Nico, whose real name was Christa Pavlovski, was vacationing in Spain with her 25-year-old son by French actor Alain Delon.
The former model with the massive cheekbones that some said made her a Marlene Dietrich look-alike was once considered a promising chanteuse in the decadent mode associated with post-World War I German cabarets.
She grew up in the devastation of the post-World War II American sector of Berlin and worked as a seamstress and lingerie saleswoman before her gaunt looks pushed her into modeling. She modeled in Paris and Rome before being offered a small part in Federico Fellini's 1960 film "La Dolce Vita."
She came to New York to study acting and singing and later joined the Velvet Underground, a gloomy and realistic pop group. In the view of many pop critics, her husky voice, darkened further by her chain smoking, made her a living melodic statement of eternal loss or morose indifference. She once was considered pop culture's ultimate femme fatale and recorded a song of that name with the Velvet Underground.
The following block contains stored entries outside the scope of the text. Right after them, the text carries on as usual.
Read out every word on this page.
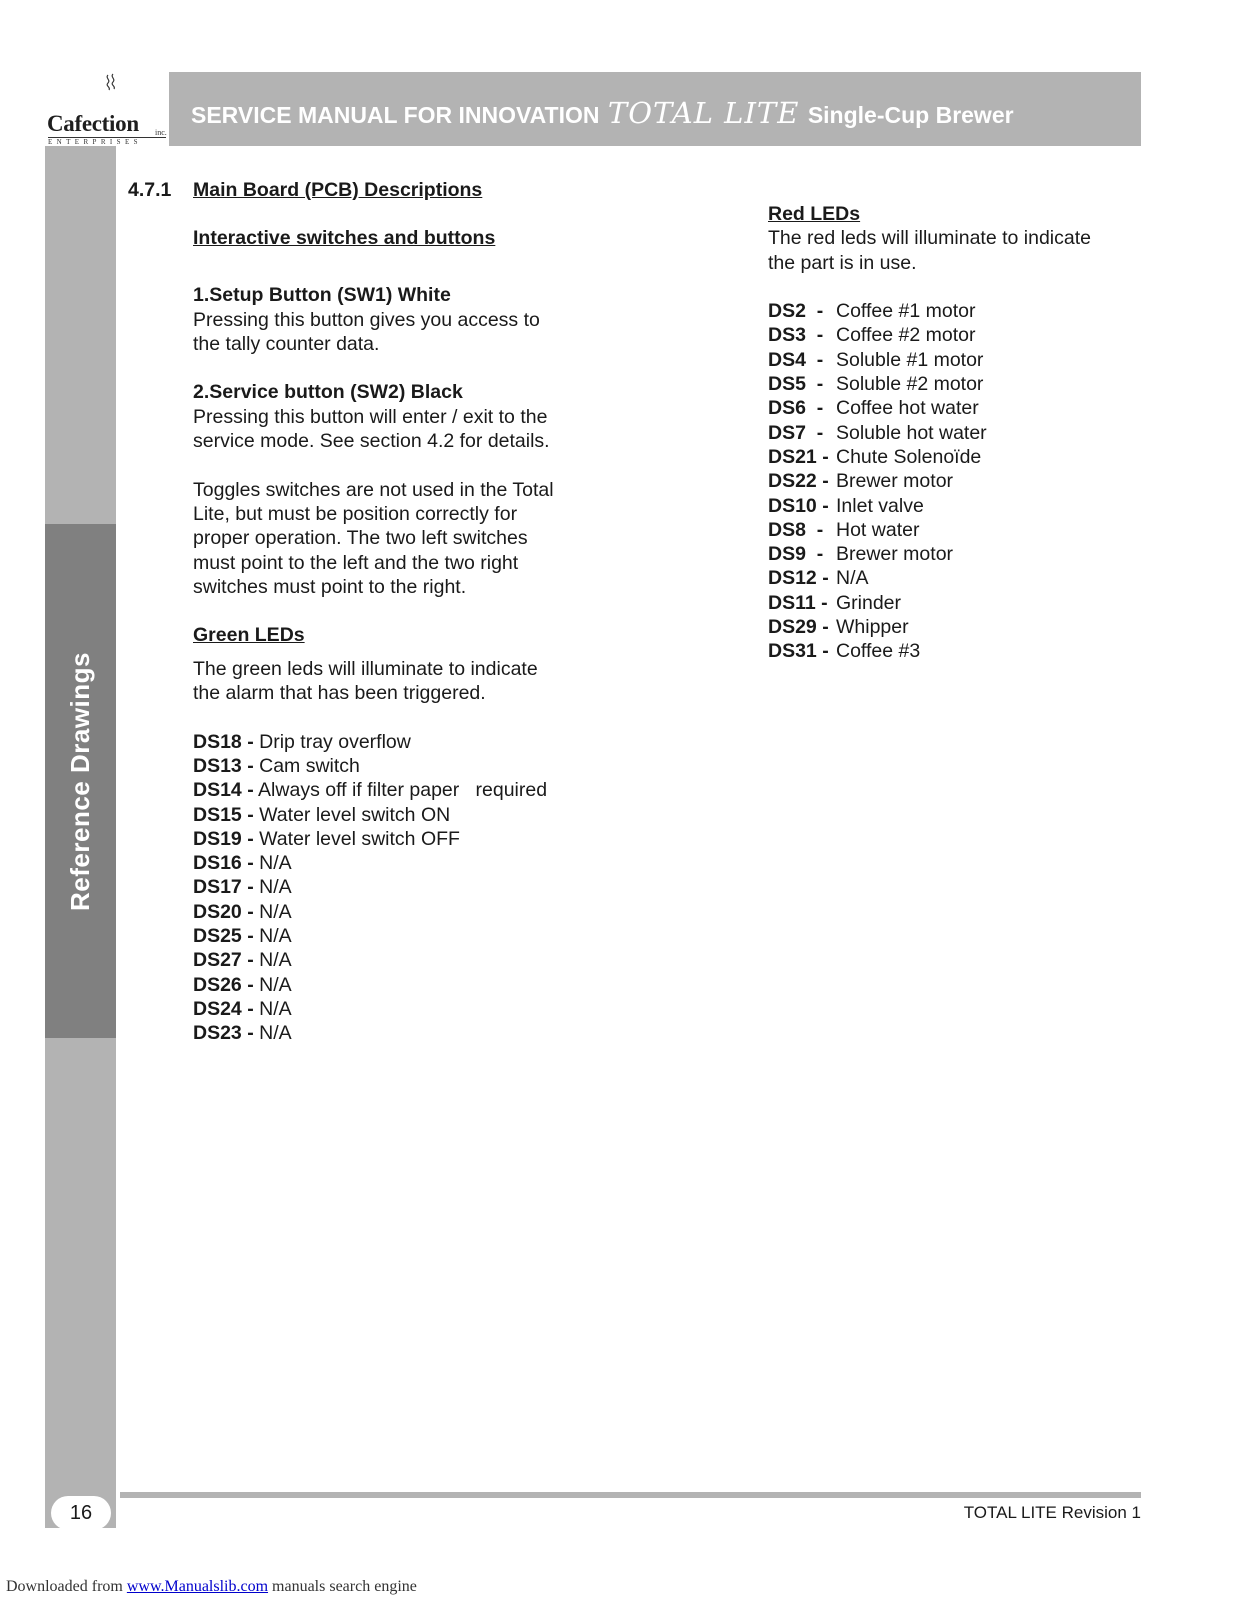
Reference Drawings
Cafection inc.
ENTERPRISES
SERVICE MANUAL FOR INNOVATION TOTAL LITE Single-Cup Brewer
4.7.1 Main Board (PCB) Descriptions
Interactive switches and buttons
1.Setup Button (SW1) White
Pressing this button gives you access to
the tally counter data.
2.Service button (SW2) Black
Pressing this button will enter / exit to the
service mode. See section 4.2 for details.
Toggles switches are not used in the Total
Lite, but must be position correctly for
proper operation. The two left switches
must point to the left and the two right
switches must point to the right.
Green LEDs
The green leds will illuminate to indicate
the alarm that has been triggered.
DS18 - Drip tray overflow
DS13 - Cam switch
DS14 - Always off if filter paper   required
DS15 - Water level switch ON
DS19 - Water level switch OFF
DS16 - N/A
DS17 - N/A
DS20 - N/A
DS25 - N/A
DS27 - N/A
DS26 - N/A
DS24 - N/A
DS23 - N/A
Red LEDs
The red leds will illuminate to indicate
the part is in use.
DS2  - Coffee #1 motor
DS3  - Coffee #2 motor
DS4  - Soluble #1 motor
DS5  - Soluble #2 motor
DS6  - Coffee hot water
DS7  - Soluble hot water
DS21 - Chute Solenoïde
DS22 - Brewer motor
DS10 - Inlet valve
DS8  - Hot water
DS9  - Brewer motor
DS12 - N/A
DS11 - Grinder
DS29 - Whipper
DS31 - Coffee #3
16	TOTAL LITE Revision 1
Downloaded from www.Manualslib.com manuals search engine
"Her long blond hair, pronounced cheekbones, imposing height and low, heavily accented voice quickly made her one of the new decade's most striking figures," said The Times of London in an obituary.
Appeared in 'Chelsea Girls'
In the mid-1960s she became a member of pop artist Andy Warhol's stable of so-called "superstars" and appeared in Warhol's film "Chelsea Girls."
She left Velvet Underground to pursue a career as a single. Her solo album, "Chelsea Girl," included songs written by Bob Dylan and Jackson Browne and was followed by three more albums.
It was Dylan who had introduced her to Warhol and Warhol who had discovered Velvet Underground singing at the Cafe Bizarre in Greenwich Village. The group took on Nico at Warhol's urging.
In 1985 Nico recorded "Camera Obscura," her first album in 11 years and released in the United States on the PVC label. Despite what critics found a pleasant mix of new material and such evergreen songs as "My Funny Valentine," it failed to attract much popular attention.
In her final years she performed her tragic repertoire less frequently and gradually came to spend most of her time on the Mediterranean island where she died.